Valerio Adami was born in Bologna in 1935. He studied at the Accademia di Belle Arti di Brera in Milan. In 1952, during the “Salon de Mai” contemporary art exhibition, he met painters Matta and Wilfredo Lam, who became his closest friends in Paris in 1955. In 1958, Adami spent time in London, frequenting artists such as Richard Hamilton and Francis Bacon; after 1961 he divided his time between Milan, London and Paris. During the Sixties he became one of the leading representatives of the neo-figurative art movement and took part in Paris in the Figuration narrative contemporaine dans l’art (1965), Bande dessinée et narrative figuration (1967), and a retrospective at the ARC in 1970. He soon gained an international reputation and exhibited at Documenta 3 in Kassel (1964), the Schwarz Gallery and Studio Marconi in Milan (1965), the Venice Biennial (1968), and the Museo de Bellas Artes Caracas (1969).

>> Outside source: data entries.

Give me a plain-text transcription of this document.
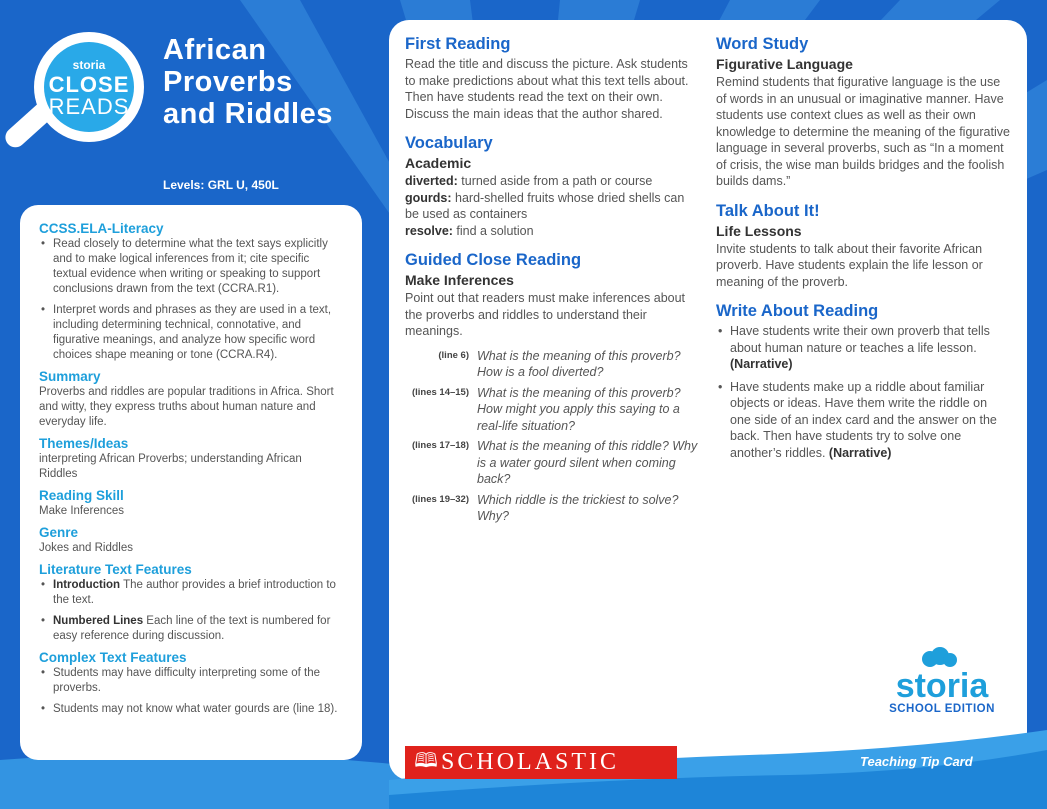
storia
CLOSE
READS
African
Proverbs
and Riddles
Levels: GRL U, 450L
CCSS.ELA-Literacy
• Read closely to determine what the text says explicitly and to make logical inferences from it; cite specific textual evidence when writing or speaking to support conclusions drawn from the text (CCRA.R1).
• Interpret words and phrases as they are used in a text, including determining technical, connotative, and figurative meanings, and analyze how specific word choices shape meaning or tone (CCRA.R4).
Summary
Proverbs and riddles are popular traditions in Africa. Short and witty, they express truths about human nature and everyday life.
Themes/Ideas
interpreting African Proverbs; understanding African Riddles
Reading Skill
Make Inferences
Genre
Jokes and Riddles
Literature Text Features
• Introduction The author provides a brief introduction to the text.
• Numbered Lines Each line of the text is numbered for easy reference during discussion.
Complex Text Features
• Students may have difficulty interpreting some of the proverbs.
• Students may not know what water gourds are (line 18).
First Reading
Read the title and discuss the picture. Ask students to make predictions about what this text tells about. Then have students read the text on their own. Discuss the main ideas that the author shared.
Vocabulary
Academic
diverted: turned aside from a path or course
gourds: hard-shelled fruits whose dried shells can be used as containers
resolve: find a solution
Guided Close Reading
Make Inferences
Point out that readers must make inferences about the proverbs and riddles to understand their meanings.
(line 6) What is the meaning of this proverb? How is a fool diverted?
(lines 14–15) What is the meaning of this proverb? How might you apply this saying to a real-life situation?
(lines 17–18) What is the meaning of this riddle? Why is a water gourd silent when coming back?
(lines 19–32) Which riddle is the trickiest to solve? Why?
Word Study
Figurative Language
Remind students that figurative language is the use of words in an unusual or imaginative manner. Have students use context clues as well as their own knowledge to determine the meaning of the figurative language in several proverbs, such as “In a moment of crisis, the wise man builds bridges and the foolish builds dams.”
Talk About It!
Life Lessons
Invite students to talk about their favorite African proverb. Have students explain the life lesson or meaning of the proverb.
Write About Reading
• Have students write their own proverb that tells about human nature or teaches a life lesson. (Narrative)
• Have students make up a riddle about familiar objects or ideas. Have them write the riddle on one side of an index card and the answer on the back. Then have students try to solve one another’s riddles. (Narrative)
storia
SCHOOL EDITION
🕮 SCHOLASTIC	Teaching Tip Card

Adami’s work from the late Sixties is characterised by scenes of sad or anonymous urban places, inspired by the photos from his visit to New York in 1966. During the Seventies he began a new method of figurative organisation and association. Following the “banality of interiors” came referential yet enigmatic painting that combined letters and phrases. In his New York studio in 1978, Adami made a series of paintings on mythological subjects which are full of references to ancient painting. He created large scale frescoes for the First National Bank of Madison in Wisconsin (1974), the main hall of Austerlitz station in Paris (1987), and on the façade of the Théâtre du Châtelet in Paris (1989).
While living in Paris and Italy he spent many months in Ostend, Belgium (1969), New York (from 1971), Mexico and Los Angeles (1975) Monte Carlo (where he settled in 1981), and Meina in Italy.
He also took a number of long trips: Mexico (1969, 1981), India (1977, 1982) and Northern Europe (1988).

Adami’s work has led to many comments from philosophers (Jacques Derrida, Jean-François Lyotard and Gilles Deleuze), art historians (Hubert Damisch and Marc Le Bot) and writers (Italo Calvino, Octavio Paz and Antonio Tabucchi). Adami himself has published many writings since 1986, among them Les règles du montage: Sinopie (1989) and Dessiner: les gommes et les crayons (2002).

His most important exhibitions have been held at the Israel Museum, Jerusalem (1979), Centre Pompidou, Paris (1985), Palazzo Reale, Milan (1985), Centre Julio González, Valencia (1990), Museo Nacional Centro de Arte Reina Sofia, Madrid (1991), Magazzini del Sale, Siena (1994), Museum of Bochum (1996), Frissiras Museum Athens (2004), and Grand Palais, Paris (2008). Some of the most recent exhibitions have been displayed at the following venues: Fondazione Marconi (2009), Milan, Pinacoteca Comunale Casa Rusca, Locarno (2010), Galleria Tega, Milan (2012), MAMAC, Nice (2013), Museo della Città di Ravenna (2013).
A major retrospective of his work was held in 2015 to mark his 80th birthday, travelling from Turin to Mantua then Perpignan and in 2016 the Secession’s Grafisches Kabinett in Vienna hosted the artist’s first solo show in Austria.
Valerio Adami lives and works in Paris, Monte Carlo and Meina on Lake Maggiore.